There is little joy found in this warts-and-all profile of troubled animator John Kricfalusi, which traces alleged abuse and dysfunction in his former studio
Here is a documentary whose title contains radioactive levels of irony: happiness and joy are very far from what is to be found within. It is a behind-the-scenes profile of the pioneering TV animation Ren and Stimpy, which for those not around in the early 90s, featured an angry chihuahua (Ren) and a dopey, good-natured cat (Stimpy); with its hyper-stylised visuals, bad-taste humour and eye-watering violence, it found a cult status as a mould-breaking kidult show – very much at the adult end of the scale.

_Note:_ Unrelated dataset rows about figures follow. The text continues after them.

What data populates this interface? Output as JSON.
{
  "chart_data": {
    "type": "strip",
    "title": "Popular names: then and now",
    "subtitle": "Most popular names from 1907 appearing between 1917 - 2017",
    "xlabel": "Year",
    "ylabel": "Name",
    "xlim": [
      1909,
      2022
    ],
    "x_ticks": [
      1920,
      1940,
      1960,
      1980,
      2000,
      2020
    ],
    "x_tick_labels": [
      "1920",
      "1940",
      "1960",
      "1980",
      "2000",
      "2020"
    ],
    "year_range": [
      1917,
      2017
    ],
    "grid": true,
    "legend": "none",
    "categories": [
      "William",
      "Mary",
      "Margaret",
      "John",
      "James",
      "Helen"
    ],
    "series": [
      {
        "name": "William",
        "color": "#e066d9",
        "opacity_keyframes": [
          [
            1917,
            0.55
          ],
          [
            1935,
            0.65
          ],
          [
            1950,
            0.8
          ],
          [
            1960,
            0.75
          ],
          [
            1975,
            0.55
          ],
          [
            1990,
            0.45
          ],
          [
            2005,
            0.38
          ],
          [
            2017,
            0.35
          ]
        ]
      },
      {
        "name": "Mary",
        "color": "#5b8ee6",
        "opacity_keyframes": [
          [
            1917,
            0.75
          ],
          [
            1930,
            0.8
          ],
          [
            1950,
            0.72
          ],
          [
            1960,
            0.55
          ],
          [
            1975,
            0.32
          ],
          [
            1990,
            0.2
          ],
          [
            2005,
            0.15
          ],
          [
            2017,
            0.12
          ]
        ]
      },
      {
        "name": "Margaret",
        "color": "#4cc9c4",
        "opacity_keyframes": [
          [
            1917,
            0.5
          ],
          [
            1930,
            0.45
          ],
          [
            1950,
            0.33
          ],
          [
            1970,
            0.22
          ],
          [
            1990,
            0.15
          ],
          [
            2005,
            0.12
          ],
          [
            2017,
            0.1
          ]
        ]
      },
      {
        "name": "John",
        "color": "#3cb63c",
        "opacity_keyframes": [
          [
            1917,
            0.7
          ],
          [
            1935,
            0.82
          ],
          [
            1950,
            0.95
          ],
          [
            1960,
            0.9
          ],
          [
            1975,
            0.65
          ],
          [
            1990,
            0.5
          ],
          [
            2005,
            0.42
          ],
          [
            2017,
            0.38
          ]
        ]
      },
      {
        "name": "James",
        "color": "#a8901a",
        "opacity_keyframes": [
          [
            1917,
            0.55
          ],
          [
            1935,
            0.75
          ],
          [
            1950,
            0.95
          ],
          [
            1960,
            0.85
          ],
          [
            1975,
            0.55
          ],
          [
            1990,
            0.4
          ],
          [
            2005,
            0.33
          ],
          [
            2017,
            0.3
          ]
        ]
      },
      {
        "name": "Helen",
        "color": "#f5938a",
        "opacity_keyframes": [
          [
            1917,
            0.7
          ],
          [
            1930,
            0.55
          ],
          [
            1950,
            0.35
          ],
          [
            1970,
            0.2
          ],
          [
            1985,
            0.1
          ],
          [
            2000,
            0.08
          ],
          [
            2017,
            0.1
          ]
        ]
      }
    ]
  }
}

The film is built around a profile of John Kricfalusi, Ren and Stimpy’s creator and mastermind; presumably it started out as a warts-and-all account of Kricfalusi’s eccentric (to say the least) management style, which culminated in his firing by Nickelodeon in 1992, shortly after the show’s second season began. However, whatever intentions directors Ron Cicero and Kimo Easterwood may have had were upended by the emergence of even more serious accusations: claims of grooming and underage sex, for which he subsequently apologised. Faced with scrapping everything and starting again, Cicero and Easterwood have folded the material into the litany of alleged abusive behaviour in his studio: initially tolerated as mad-genius enthusiasm but evolving into nasty control-freakery. Kricfalusi is interviewed at length (he apparently agreed only after his victims went to the media), as is Robin Byrd, one of his principal accusers.